📚 Book Recommendation Engine using K-Nearest Neighbors
A machine learning-based book recommendation system that uses collaborative filtering and K-Nearest Neighbors (KNN) algorithm to suggest similar books based on user ratings.
Quick Overview
Problem: Recommend relevant books using large-scale, sparse user rating data, where traditional rule-based methods fail to capture user preference patterns.
Solution: Built a collaborative filtering recommendation engine using K-Nearest Neighbors with cosine distance, leveraging a user–book rating matrix and sparse representations to identify similar books based on shared rating behavior.
Impact: Successfully generated meaningful book recommendations with similarity scores using 1.1 million ratings, demonstrating applied knowledge of recommender systems, distance-based learning, and data preprocessing for real-world scale datasets.
Source: The dataset is automatically downloaded in the notebook from FreeCodeCamp.
🚀 How It Works
1. Data Preprocessing
Load book and rating data from CSV files
Filter out sparse data:
Remove users with fewer than 200 ratings
Remove books with fewer than 100 ratings
This ensures statistical significance in recommendations
2. Create User-Book Matrix
User1 User2 User3 User4 ... Book A 5 0 4 5 ... Book B 0 3 0 4 ... Book C 4 5 3 0 ...
3. Train KNN Model
Uses cosine distance metric to measure similarity
Finds the 5 nearest neighbors (most similar books)
Algorithm: Brute force (most accurate for high-dimensional data)
4. Generate Recommendations
The system compares rating patterns (book "fingerprints") to find similar books.
💻 Usage
Basic Function Call
get_recommends("Where the Heart Is (Oprah's Book Club (Paperback))")
Expected Output
[ "Where the Heart Is (Oprah's Book Club (Paperback))", [ ["I'll Be Seeing You", 0.8], ['The Weight of Water', 0.77], ['The Surgeon', 0.77], ['I Know This Much Is True', 0.77], ['The Lovely Bones: A Novel', 0.72] ] ]
Output Format:
First element: Input book title
Second element: List of 5 recommended books with their distances
Lower distance = More similar books
Distance ranges from 0 (identical) to 1 (completely different)
🧮 Algorithm Details
K-Nearest Neighbors (KNN)
Algorithm Type: Lazy learning (instance-based)
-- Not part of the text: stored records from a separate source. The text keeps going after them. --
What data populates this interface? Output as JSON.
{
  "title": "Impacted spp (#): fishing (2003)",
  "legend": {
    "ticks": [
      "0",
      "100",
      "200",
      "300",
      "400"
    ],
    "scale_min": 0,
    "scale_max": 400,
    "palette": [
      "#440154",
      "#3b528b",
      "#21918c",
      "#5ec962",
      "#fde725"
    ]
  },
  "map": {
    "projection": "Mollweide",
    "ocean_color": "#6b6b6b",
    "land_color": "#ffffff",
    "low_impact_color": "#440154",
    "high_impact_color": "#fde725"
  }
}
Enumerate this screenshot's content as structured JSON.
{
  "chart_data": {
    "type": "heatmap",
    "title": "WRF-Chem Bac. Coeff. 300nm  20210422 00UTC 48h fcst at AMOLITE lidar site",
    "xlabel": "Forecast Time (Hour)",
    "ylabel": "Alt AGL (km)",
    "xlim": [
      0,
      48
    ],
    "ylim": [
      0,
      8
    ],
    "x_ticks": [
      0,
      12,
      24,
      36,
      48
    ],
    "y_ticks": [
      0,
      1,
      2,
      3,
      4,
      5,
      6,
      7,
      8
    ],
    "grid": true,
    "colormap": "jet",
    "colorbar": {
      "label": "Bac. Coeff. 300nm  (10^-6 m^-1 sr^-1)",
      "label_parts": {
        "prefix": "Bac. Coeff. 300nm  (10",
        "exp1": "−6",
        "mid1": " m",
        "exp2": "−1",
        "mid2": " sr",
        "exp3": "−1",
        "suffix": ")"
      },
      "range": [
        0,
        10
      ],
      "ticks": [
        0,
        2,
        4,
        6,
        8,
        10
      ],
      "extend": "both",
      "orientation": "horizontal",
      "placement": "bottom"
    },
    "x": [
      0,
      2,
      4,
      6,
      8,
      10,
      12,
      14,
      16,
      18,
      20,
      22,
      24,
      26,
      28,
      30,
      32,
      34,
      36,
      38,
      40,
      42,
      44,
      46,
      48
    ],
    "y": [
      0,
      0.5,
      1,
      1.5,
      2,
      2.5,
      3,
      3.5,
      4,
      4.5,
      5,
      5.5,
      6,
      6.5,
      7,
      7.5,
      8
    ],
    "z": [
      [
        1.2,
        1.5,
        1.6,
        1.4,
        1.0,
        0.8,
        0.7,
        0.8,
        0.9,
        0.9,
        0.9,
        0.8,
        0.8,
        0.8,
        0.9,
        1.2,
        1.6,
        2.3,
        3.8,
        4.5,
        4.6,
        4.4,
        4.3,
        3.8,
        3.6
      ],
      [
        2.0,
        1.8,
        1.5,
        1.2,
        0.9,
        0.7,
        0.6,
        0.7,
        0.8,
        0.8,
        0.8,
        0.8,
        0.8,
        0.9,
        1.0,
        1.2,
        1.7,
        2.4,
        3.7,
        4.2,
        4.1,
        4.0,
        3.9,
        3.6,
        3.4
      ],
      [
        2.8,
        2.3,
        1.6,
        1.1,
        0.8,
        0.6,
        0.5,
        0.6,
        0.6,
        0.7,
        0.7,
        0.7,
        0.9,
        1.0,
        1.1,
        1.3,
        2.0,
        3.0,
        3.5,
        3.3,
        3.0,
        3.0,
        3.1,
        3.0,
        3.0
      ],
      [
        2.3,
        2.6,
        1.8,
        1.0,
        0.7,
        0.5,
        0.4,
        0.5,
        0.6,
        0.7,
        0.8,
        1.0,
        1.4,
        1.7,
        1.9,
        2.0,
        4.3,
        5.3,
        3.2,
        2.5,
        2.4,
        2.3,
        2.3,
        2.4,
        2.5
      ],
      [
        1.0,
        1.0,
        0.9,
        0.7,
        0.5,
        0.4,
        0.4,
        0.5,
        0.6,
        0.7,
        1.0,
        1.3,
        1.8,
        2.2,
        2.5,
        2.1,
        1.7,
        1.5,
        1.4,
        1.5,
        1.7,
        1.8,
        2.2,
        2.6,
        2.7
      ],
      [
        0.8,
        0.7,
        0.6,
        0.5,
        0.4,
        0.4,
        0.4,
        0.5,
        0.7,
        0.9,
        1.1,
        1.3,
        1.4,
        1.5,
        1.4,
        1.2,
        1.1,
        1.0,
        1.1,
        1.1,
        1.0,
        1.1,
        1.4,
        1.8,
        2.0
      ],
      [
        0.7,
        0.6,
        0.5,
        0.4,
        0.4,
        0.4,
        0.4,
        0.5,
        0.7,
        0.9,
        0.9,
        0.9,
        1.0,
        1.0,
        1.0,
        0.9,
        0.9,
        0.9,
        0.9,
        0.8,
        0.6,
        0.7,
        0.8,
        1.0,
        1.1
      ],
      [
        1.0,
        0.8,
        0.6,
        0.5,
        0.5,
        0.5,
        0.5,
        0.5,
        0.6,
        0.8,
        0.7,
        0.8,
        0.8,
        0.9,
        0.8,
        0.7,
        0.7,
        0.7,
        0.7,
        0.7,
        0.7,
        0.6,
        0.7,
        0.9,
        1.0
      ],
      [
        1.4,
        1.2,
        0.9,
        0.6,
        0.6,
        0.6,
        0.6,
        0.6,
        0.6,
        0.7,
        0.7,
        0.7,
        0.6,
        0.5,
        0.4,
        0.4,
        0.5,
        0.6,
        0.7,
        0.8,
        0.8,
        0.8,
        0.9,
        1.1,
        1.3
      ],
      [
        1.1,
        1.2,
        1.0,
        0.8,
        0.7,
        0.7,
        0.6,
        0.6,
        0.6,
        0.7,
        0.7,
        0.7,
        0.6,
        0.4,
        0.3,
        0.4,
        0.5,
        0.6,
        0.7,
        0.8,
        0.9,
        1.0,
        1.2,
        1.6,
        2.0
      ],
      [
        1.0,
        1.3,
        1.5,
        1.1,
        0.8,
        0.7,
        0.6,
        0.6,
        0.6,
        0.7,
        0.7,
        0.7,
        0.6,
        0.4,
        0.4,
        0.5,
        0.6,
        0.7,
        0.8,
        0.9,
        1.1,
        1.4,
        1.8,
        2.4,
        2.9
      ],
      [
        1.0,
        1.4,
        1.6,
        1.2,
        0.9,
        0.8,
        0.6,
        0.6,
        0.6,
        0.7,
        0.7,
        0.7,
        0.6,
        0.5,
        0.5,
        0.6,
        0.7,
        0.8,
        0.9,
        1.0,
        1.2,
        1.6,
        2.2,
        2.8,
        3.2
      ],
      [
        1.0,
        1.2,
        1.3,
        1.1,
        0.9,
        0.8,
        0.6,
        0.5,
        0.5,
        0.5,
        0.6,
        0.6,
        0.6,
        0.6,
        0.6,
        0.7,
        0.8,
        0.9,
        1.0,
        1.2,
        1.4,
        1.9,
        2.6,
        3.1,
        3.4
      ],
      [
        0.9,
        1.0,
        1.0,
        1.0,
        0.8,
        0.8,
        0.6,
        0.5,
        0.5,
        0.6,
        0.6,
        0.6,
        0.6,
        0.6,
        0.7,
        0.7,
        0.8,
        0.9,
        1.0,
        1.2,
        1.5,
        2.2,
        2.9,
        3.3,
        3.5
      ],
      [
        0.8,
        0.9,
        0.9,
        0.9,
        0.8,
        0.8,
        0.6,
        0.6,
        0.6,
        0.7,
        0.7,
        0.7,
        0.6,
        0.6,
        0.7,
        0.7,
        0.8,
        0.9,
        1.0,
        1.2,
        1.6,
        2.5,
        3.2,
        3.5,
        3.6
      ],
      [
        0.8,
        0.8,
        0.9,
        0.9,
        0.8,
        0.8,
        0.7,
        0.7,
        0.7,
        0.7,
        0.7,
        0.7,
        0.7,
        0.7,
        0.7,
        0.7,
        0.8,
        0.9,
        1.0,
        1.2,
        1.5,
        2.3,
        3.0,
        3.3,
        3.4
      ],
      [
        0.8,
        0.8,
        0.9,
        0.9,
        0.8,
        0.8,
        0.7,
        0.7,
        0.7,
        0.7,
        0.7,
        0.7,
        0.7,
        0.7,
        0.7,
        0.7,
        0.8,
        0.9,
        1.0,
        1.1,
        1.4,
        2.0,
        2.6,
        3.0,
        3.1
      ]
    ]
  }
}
Distance Metric: Cosine distance
K Value: 6 (returns 6 neighbors, skip first as it's the input book itself)
Search Method: Brute force
Why Cosine Distance?
Cosine distance measures the angle between rating vectors, making it ideal for comparing user preferences regardless of rating scale differences.
Distance = 1 - (A · B) / (||A|| × ||B||)
📈 Key Features
✅ Collaborative filtering based on user ratings
✅ Handles sparse data efficiently using sparse matrices
✅ Statistical significance through data filtering
✅ Fast recommendations using optimized KNN
✅ Returns books with similarity scores
Created as part of the FreeCodeCamp Machine Learning with Python certification.
📄 License
This project is open source and available for educational purposes.
Note: This is a learning project demonstrating collaborative filtering and KNN algorithms for recommendation systems. For production use, consider additional optimizations and error handling.